For whatever reason, people sometimes wait to file their personal injury claim. You should avoid doing so at all costs. Waiting only reduces the chances of your claim being successful. This guide details five ways waiting to file your claim can hurt your case.
While Statutes of Limitation prevent a claim if suit is not filed within a certain time period, notice provisions require that a formal written notice be sent, in the proper format, to the potentially liable party. Failing to provide notice can sometimes be fatal to a claim. For example, some government entities require notice sent by registered or certified mail, depending on the statute, within 30 to 90 days after the accident. In Massachusetts, state law requires anyone who slips and falls on a property, even a private property, to provide notice providing all of the information referred to in the statute within 30 days.
Evidence is Lost
The job of the police at an accident is not to save all available evidence. They do a police report. In some accident cases you will want skid mark photos.

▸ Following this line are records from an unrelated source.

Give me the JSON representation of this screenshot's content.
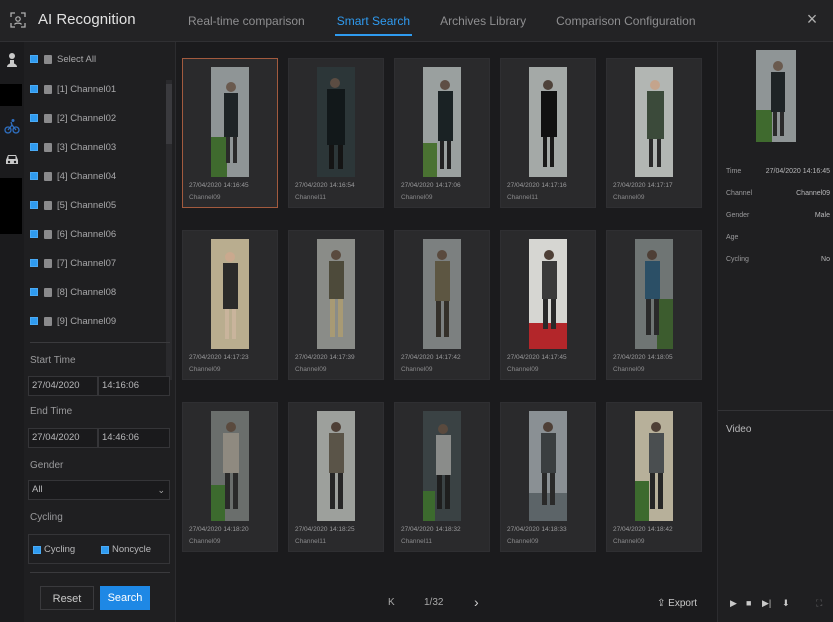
{
  "app": {
    "title": "AI Recognition",
    "icon": "face-scan-icon"
  },
  "tabs": [
    {
      "label": "Real-time comparison",
      "active": false
    },
    {
      "label": "Smart Search",
      "active": true
    },
    {
      "label": "Archives Library",
      "active": false
    },
    {
      "label": "Comparison Configuration",
      "active": false
    }
  ],
  "close": "×",
  "accent": "#2f9bf0",
  "filters": {
    "select_all": "Select All",
    "channels": [
      "[1] Channel01",
      "[2] Channel02",
      "[3] Channel03",
      "[4] Channel04",
      "[5] Channel05",
      "[6] Channel06",
      "[7] Channel07",
      "[8] Channel08",
      "[9] Channel09"
    ],
    "start_time_label": "Start Time",
    "start_date": "27/04/2020",
    "start_time": "14:16:06",
    "end_time_label": "End Time",
    "end_date": "27/04/2020",
    "end_time": "14:46:06",
    "gender_label": "Gender",
    "gender_value": "All",
    "cycling_label": "Cycling",
    "cycling_option": "Cycling",
    "noncycle_option": "Noncycle",
    "reset": "Reset",
    "search": "Search"
  },
  "results": [
    {
      "time": "27/04/2020 14:16:45",
      "channel": "Channel09"
    },
    {
      "time": "27/04/2020 14:16:54",
      "channel": "Channel11"
    },
    {
      "time": "27/04/2020 14:17:06",
      "channel": "Channel09"
    },
    {
      "time": "27/04/2020 14:17:16",
      "channel": "Channel11"
    },
    {
      "time": "27/04/2020 14:17:17",
      "channel": "Channel09"
    },
    {
      "time": "27/04/2020 14:17:23",
      "channel": "Channel09"
    },
    {
      "time": "27/04/2020 14:17:39",
      "channel": "Channel09"
    },
    {
      "time": "27/04/2020 14:17:42",
      "channel": "Channel09"
    },
    {
      "time": "27/04/2020 14:17:45",
      "channel": "Channel09"
    },
    {
      "time": "27/04/2020 14:18:05",
      "channel": "Channel09"
    },
    {
      "time": "27/04/2020 14:18:20",
      "channel": "Channel09"
    },
    {
      "time": "27/04/2020 14:18:25",
      "channel": "Channel11"
    },
    {
      "time": "27/04/2020 14:18:32",
      "channel": "Channel11"
    },
    {
      "time": "27/04/2020 14:18:33",
      "channel": "Channel09"
    },
    {
      "time": "27/04/2020 14:18:42",
      "channel": "Channel09"
    }
  ],
  "pager": {
    "page": "1/32",
    "first": "K",
    "last": "›"
  },
  "export": "Export",
  "detail": {
    "time_label": "Time",
    "time": "27/04/2020 14:16:45",
    "channel_label": "Channel",
    "channel": "Channel09",
    "gender_label": "Gender",
    "gender": "Male",
    "age_label": "Age",
    "age": "",
    "cycling_label": "Cycling",
    "cycling": "No",
    "video_label": "Video"
  }
}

Such marks fade quickly, depending on weather. Intersections change appearance. Streets are repaved, widened, lines are repainted and many other changes can make it vital to preserve photos as soon as possible after an accident. Don't forget, in a auto case, photos of the cars are very important. Once the car is junked, the photo opportunity is gone. Do not rely on the photos the insurance company may or may not have taken. They may or may not have been saved.
Witnesses Forget, Move or Worse.
In cases where liability is disputed, getting witness statements can be important. If an insurance company adjuster is running behind your back, asking witnesses suggestive questions and permanently reducing the testimony to signed, sworn statements, you've got problems. Also, by waiting, you risk the fact that memory does in fact fade over time. Short term memory is best. Witnesses may move, leaving no new address. Or, they can die.
Multiple Injury Cases And Limited Coverage Equal Danger
Where multiple parties are injured, if the negligent person has limited insurance coverage, it is "first-come-first-served" regarding the insurance. For example, in many jurisdictions, the minimum mandatory bodily injury insurance coverage is $20,000. Suppose one or two injured people with fairly serious injuries make claims and exhaust that coverage. I have had procrastinators come to me very late in the game in this scenario where there is little or nothing left.
Memory Does Fade.
You will be required to give at least some form of initial statement, even if only to your own attorney. Insurance companies may want statements. If the case can't settle and must be placed into suit, you will need to answer "interrogatories", a series of questions sent by the insurance lawyers, and these must be answered under pains and penalties of perjury. Then, depositions are taken regarding much more detailed facts. A bad answer is: "It was so long ago how can I remember?" This hurts your own credibility. The injured person, the plaintiff, always has the burden of proof. The plaintiff with anything less than a clear memory of all pertinent details is a bad witness and risks a bad result.